The consideration payable by KWG to Fancamp for the purchase of the Mining Claims and the Fancamp Closing Payment (as defined below) will consist of: (a) the issuance by KWG to Fancamp (or otherwise as Fancamp may direct to be held in trust for Fancamp) of a secured convertible promissory note (the “Secured Convertible Promissory Note”) in the principal amount of C$34.5 million (the “Principal Amount”), having the principal terms set out below; (b) the issuance by KWG to Fancamp of such number of warrants (the “Consideration Warrants”) to purchase multiple voting shares of KWG (“MVS”) equal to one-half (1/2) of the Principal Amount divided by the ten (10) day volume-weighted average trading price of the MVS and the subordinate voting shares of KWG ending on the trading day immediately prior to the date of the binding agreement (such volume-weighted average trading price, the “Base Conversion Price”); and (c) the grant by KWG to Fancamp of a 2.0% net smelter return royalty (one-quarter of which may be purchased by KWG at any time for C$5 million and the next one-quarter of which will be subject to a right of first refusal in favour of KWG) on any direct or indirect interest in the Mining Claims held by KWG on and after the closing date (the “Royalty”).

The Proposed Transaction is subject to a thirty (30) day right of first refusal (the “ROFR”) in favour of Bold Ventures Inc. (“Bold”) in connection with a joint venture agreement dated effective as of October 18, 2018 between Bold and Fancamp (the “JVA”).

Subject to any regulatory approvals or filings and subject to the ROFR, the Proposed Transaction is expected to close during the third quarter of 2022, or on such other date and time as is mutually agreed to between KWG and Fancamp, acting reasonably.

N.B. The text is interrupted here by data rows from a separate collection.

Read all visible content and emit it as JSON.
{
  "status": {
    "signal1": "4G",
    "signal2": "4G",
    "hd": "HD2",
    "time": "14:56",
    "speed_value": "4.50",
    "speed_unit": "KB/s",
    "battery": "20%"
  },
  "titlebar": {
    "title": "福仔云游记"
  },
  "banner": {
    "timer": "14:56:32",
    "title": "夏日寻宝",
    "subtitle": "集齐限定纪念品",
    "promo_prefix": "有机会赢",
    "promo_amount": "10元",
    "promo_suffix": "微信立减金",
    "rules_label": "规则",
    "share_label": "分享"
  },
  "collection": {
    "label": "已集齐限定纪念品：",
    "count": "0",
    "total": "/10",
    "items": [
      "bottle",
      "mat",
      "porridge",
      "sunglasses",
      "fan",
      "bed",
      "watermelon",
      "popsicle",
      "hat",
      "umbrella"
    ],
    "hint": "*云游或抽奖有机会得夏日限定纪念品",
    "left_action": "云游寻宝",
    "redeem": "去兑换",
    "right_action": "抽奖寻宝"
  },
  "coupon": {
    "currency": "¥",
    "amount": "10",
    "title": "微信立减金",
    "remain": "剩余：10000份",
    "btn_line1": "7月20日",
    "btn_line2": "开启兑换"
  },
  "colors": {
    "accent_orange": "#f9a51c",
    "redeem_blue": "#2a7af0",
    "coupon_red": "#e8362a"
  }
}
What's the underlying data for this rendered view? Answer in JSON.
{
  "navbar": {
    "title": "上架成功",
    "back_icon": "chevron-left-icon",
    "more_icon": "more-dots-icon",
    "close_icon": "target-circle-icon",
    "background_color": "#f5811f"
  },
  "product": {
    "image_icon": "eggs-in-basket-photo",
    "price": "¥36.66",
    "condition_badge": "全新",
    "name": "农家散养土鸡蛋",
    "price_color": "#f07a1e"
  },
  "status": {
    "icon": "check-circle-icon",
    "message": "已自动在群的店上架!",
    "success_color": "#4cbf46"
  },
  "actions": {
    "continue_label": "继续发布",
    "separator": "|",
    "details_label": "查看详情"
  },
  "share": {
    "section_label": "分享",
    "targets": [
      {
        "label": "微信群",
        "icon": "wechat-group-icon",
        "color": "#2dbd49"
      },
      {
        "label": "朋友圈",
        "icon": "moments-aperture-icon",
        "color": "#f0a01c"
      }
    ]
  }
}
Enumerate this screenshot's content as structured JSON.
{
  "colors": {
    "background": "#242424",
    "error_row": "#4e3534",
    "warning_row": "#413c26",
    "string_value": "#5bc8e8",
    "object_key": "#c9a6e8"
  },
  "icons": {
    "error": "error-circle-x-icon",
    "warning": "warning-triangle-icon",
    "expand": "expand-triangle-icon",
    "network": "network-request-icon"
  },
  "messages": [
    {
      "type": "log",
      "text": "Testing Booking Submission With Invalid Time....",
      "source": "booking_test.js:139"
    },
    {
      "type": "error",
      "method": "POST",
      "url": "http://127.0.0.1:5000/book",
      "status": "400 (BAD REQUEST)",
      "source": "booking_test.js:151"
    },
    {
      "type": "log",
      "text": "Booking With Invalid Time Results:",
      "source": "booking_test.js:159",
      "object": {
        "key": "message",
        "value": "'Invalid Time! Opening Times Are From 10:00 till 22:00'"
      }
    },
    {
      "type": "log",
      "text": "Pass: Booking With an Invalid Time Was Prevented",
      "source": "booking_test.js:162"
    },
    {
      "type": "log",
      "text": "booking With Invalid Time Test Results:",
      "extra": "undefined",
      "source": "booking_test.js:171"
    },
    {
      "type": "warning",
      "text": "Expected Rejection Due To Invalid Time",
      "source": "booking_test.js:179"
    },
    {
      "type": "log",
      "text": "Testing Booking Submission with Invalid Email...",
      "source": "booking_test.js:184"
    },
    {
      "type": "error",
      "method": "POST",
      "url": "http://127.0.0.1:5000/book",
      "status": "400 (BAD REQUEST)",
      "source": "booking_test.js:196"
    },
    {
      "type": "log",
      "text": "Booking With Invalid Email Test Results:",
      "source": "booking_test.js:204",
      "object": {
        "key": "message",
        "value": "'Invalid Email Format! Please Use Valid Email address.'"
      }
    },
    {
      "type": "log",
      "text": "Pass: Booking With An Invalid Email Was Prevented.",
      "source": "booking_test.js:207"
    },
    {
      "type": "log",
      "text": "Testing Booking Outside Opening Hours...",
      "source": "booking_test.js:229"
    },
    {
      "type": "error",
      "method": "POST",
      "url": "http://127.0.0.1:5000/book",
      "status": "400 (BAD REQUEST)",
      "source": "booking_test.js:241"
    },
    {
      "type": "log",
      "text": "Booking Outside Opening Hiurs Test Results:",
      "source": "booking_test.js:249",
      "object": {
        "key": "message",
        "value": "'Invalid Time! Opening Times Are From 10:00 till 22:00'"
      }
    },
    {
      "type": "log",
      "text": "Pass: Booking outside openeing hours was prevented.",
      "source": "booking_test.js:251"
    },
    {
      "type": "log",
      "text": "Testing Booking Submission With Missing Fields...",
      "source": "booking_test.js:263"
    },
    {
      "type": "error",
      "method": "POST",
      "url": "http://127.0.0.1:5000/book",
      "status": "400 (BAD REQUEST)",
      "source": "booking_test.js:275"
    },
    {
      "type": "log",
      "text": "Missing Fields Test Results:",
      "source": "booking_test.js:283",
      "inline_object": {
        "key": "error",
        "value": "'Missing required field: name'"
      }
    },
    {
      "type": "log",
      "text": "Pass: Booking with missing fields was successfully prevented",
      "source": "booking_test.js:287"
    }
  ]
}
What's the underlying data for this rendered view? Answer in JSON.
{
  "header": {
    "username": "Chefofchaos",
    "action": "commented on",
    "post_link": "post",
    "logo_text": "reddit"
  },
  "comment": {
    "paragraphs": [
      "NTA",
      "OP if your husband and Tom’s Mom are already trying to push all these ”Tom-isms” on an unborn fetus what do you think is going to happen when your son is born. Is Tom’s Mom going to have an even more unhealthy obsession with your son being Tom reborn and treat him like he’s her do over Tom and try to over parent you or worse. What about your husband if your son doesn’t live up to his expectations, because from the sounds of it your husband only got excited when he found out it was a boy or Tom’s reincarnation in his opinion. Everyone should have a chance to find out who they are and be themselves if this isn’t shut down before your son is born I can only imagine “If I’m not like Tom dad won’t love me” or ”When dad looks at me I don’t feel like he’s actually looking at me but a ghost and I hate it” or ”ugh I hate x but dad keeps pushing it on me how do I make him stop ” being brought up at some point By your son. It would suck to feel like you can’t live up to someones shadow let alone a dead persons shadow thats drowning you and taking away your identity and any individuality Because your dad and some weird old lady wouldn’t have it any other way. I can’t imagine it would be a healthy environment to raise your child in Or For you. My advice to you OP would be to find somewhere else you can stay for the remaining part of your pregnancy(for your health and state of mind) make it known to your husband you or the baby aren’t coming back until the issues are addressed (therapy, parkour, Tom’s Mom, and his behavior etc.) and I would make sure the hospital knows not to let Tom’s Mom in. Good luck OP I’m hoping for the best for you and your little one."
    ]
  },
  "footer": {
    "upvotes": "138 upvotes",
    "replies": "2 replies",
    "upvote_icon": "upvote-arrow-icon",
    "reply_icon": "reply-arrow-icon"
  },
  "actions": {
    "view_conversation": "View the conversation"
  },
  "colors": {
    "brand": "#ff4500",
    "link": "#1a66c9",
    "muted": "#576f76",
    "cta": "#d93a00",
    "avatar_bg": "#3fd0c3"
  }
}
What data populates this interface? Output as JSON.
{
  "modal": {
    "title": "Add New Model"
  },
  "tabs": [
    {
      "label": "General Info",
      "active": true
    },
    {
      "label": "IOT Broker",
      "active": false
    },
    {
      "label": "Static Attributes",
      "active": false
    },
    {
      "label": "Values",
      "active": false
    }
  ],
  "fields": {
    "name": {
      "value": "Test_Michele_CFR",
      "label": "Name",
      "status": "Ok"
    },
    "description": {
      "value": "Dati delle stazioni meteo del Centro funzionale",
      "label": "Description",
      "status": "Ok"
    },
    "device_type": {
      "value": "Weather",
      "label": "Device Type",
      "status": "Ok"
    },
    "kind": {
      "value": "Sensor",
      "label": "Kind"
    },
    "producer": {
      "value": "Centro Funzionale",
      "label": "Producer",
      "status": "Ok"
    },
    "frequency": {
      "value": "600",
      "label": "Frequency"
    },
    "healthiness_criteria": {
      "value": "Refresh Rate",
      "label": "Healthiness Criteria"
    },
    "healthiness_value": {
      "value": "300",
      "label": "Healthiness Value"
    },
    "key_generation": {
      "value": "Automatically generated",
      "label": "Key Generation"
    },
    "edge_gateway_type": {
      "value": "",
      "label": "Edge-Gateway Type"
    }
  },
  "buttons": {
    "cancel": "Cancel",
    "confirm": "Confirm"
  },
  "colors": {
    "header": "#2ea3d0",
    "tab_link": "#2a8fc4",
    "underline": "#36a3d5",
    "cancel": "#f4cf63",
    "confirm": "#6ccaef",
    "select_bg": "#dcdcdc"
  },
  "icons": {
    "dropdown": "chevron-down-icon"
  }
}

Rajesh Sharma, President and Chief Executive Officer of Fancamp, said, “The Proposed Transaction simplifies some of the existing joint venture arrangements and will enable KWG to be the clear leader in the advancement and development of the Mining Claims and, in due course, to help finance this initiative. The proposed consideration package allows Fancamp to monetize its investment into KWG with marketable securities while providing KWG with an immediate cash injection that will permit KWG to advance various initiatives relating to the Mining Claims and to assist with their working capital needs.”

Frank Smeenk, Chief Executive Officer of KWG, said: “We are very gratified to have Fancamp join us in investing in the ferrochrome and stainless-steel vision of the Ring of Fire’s enormous potential. Rajesh Sharma is a most accomplished mining executive with deep and long experience in the base metal mining and steel industry. We look forward to working with him and Fancamp should the Bold Ventures right of first refusal not be exercised. This transaction will facilitate fast tracking the development of this historic chromite discovery.”